Wednesday, October 15, 2008

Too Good

My friend Al shared a book with me called "This Beautiful Mess" by Rick McKinley who is the pastor of the immensely popular church Imago Dei, in Portland Oregon. It's a big church now but he writes about the humble beginnings in the following quote. It's set in a larger context, but for right now, I'll just include the story.

For obvious reasons, I think this is a fantastic quote and I laughed very hard when I read it.
I am a church planter, which simply means that I started my church. At Imago Dei Community, we started from nothing and have grown to a decent-sized little church. You know what makes a church planter depressed on a Monday morning? Low attendance or a low offering the day before. If the poor pastor happens to get hit by both, he may need to be put on suicide watch.

For the person attending a young church, the perspective is different. Let's say that person is you. This week you decided to go to church. But come Sunday, you decide not to. You have a birthday party to deal with. Or a relative to visit. A bunch of friends are going snowboarding. Real life stuff. Anyway, you think your church decision is yours to make, and no one else really cares.

But someone-the pastor- cares, and I am sad to admit it's not always about your spiritual well-being, though that concern is down there somewhere. Nickels and noses. Levels. That's what makes or breaks Sundays for most people starting a church.
I remember one Sunday when we were first starting out. We only had about thirty people. We met on Sunday evenings in a Baptist church that was kind enough to rend us space cheap. That particular Sunday also happened to be the seventh game of the NBA championship, and Portland was playing LA for the title. As you can guess, I was in for a kick in the groin.

We sat in a darkened room with candles lit. Seemed like an artistic, atmospheric thing to do. But when I stood up to preach to twelve young women who didn't care if Portland won or lost or that Portland even has an NBA team, it felt more like a funeral for a bunch of sorority sisters whose cat had been hit by a car.

That night we slid from thirty to twelve, and even though rationally I could tell you why our turnout was low, my heart was reeling. Here I was, trying to jump to the next attendance level, and our church had slid. A 60 percent drop in one week. Where was God? What did I do wrong? Why were we both failing?
I love the story, but I also love the title of the book, 'This Beautiful Mess'. The church is a mess. It's easy to write off local churches; there are a million and one different reasons... some reasonable, others not.

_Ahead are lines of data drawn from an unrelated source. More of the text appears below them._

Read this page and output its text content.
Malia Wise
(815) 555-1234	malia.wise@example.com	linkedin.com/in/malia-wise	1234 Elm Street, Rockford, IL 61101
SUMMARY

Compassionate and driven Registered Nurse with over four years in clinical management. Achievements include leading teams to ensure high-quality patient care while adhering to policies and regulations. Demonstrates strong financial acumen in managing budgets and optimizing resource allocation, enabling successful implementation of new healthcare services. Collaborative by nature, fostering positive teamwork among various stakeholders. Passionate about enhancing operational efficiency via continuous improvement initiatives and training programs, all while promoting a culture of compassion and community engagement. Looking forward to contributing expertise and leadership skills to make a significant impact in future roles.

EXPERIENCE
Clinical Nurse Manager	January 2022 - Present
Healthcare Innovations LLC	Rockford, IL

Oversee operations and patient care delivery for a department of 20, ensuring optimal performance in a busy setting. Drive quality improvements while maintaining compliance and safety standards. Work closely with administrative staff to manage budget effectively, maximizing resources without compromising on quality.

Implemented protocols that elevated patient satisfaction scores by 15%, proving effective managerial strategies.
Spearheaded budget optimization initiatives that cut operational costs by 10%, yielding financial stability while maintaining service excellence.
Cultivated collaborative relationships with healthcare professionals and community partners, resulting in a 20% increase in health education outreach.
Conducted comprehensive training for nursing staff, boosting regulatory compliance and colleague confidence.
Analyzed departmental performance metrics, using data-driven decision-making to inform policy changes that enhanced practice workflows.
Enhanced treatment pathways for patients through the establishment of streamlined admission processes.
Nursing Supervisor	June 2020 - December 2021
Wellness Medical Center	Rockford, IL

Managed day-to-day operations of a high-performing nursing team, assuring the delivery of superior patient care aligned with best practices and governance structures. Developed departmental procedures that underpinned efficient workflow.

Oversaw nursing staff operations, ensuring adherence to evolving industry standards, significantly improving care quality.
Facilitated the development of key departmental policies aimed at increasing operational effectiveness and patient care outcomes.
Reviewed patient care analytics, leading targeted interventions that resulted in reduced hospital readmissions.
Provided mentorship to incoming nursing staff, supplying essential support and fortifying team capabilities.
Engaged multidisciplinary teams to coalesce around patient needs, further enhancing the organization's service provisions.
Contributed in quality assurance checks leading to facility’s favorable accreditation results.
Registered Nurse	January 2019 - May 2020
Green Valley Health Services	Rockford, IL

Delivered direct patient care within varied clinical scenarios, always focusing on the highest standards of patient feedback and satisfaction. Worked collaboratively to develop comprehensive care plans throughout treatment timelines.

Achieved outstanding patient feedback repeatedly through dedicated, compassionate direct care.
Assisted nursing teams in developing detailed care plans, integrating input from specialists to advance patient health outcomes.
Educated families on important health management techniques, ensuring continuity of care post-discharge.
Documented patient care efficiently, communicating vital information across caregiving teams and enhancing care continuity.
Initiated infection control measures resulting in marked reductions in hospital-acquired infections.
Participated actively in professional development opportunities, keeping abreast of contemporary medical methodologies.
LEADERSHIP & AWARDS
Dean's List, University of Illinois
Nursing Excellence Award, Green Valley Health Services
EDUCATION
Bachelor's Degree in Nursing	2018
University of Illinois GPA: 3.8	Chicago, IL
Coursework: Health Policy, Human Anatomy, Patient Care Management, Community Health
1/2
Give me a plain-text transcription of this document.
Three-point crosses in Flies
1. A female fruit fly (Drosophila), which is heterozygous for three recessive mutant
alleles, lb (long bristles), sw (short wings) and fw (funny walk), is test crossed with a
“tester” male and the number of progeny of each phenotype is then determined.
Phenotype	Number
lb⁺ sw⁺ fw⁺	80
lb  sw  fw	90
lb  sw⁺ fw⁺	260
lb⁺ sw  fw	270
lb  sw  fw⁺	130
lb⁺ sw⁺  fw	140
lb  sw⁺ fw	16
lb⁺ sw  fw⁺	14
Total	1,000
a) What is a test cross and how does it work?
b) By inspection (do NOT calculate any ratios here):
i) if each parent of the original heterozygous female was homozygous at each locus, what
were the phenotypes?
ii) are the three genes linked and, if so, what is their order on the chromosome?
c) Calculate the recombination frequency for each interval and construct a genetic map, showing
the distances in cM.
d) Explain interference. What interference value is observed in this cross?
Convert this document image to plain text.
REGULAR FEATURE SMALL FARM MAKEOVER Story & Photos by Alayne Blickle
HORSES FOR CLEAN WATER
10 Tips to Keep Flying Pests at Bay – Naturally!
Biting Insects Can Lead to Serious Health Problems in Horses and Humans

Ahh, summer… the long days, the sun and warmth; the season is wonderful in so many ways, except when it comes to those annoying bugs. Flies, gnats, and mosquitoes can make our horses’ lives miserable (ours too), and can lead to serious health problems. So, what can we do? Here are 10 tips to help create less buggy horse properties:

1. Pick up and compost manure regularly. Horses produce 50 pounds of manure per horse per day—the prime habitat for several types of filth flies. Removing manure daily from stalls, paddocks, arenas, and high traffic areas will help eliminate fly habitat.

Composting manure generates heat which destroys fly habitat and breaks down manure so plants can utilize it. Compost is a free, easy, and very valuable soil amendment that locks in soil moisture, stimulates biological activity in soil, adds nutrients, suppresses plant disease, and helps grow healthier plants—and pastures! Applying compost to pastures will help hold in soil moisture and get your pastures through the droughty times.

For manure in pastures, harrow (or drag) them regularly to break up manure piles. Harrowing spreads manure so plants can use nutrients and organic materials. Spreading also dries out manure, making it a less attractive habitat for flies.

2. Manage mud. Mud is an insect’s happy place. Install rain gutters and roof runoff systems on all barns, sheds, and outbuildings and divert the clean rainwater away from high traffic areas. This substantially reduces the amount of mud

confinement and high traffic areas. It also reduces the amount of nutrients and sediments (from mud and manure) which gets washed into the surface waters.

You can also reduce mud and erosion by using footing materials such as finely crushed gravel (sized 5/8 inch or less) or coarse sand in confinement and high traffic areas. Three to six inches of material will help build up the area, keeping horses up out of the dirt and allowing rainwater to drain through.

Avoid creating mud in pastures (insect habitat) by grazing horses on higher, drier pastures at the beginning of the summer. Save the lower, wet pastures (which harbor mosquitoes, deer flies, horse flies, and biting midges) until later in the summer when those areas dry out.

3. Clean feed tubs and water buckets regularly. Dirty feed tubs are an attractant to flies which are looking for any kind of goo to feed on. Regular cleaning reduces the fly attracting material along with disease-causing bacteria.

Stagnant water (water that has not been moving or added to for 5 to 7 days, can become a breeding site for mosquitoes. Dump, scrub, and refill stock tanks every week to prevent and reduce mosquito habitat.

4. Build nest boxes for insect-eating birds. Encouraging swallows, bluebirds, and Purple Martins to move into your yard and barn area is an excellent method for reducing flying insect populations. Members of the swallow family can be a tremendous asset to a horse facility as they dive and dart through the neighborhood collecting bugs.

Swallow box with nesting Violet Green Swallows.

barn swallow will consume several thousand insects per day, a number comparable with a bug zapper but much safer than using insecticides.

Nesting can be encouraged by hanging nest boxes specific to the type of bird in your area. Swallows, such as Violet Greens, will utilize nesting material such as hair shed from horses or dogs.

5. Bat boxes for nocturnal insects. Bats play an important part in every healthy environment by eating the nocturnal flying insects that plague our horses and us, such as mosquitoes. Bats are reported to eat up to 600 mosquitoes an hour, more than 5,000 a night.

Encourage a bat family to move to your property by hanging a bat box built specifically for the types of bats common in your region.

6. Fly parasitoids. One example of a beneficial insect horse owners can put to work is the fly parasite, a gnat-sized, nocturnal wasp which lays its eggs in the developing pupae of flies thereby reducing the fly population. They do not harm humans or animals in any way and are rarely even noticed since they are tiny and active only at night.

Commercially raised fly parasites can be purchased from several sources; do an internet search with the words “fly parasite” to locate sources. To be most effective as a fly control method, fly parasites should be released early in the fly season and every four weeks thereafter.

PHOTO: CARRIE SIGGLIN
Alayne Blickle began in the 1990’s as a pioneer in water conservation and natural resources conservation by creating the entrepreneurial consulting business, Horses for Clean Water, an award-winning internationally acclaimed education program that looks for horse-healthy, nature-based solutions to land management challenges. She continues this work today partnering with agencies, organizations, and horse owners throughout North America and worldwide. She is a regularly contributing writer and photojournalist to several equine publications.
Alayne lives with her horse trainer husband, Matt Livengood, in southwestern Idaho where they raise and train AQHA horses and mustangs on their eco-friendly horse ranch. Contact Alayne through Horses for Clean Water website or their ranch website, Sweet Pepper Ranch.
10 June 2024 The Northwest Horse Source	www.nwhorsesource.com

However, it's refreshing to hear someone like McKinley express the tension: the church is a mess, but it still is beautiful.

1 comment:

Brad Jersak said...

I remember those feelings, and the feelings about those feelings. Sigh. I thought being an ex-pastor would help, but now that my wife is leading the church, as her loving husband, it feels like they have risen again as I hope for her to succeed. The real question is, "What does succeed mean?" Most church-planting definitions of success are painfully capitalist (measured in growth by numbers, levels, etc. as you said). It's pretty hard to get around it. But here's the deal. As I've tracked your ministry at the Canopy with great interest, and variously cheered you on or worried for you, I can say this honestly as an outside observer: by God's standard of success, which is faithfulness, you have been an outrageous success. Period. Every other factor is always up for grabs, usually by sheer social coincidence or human fickleness or what's 'hot' right now (back to the free market of church trends). But on the one item that counts, following Jesus, even you know in your heart that you've done that as best you were able. And that's that.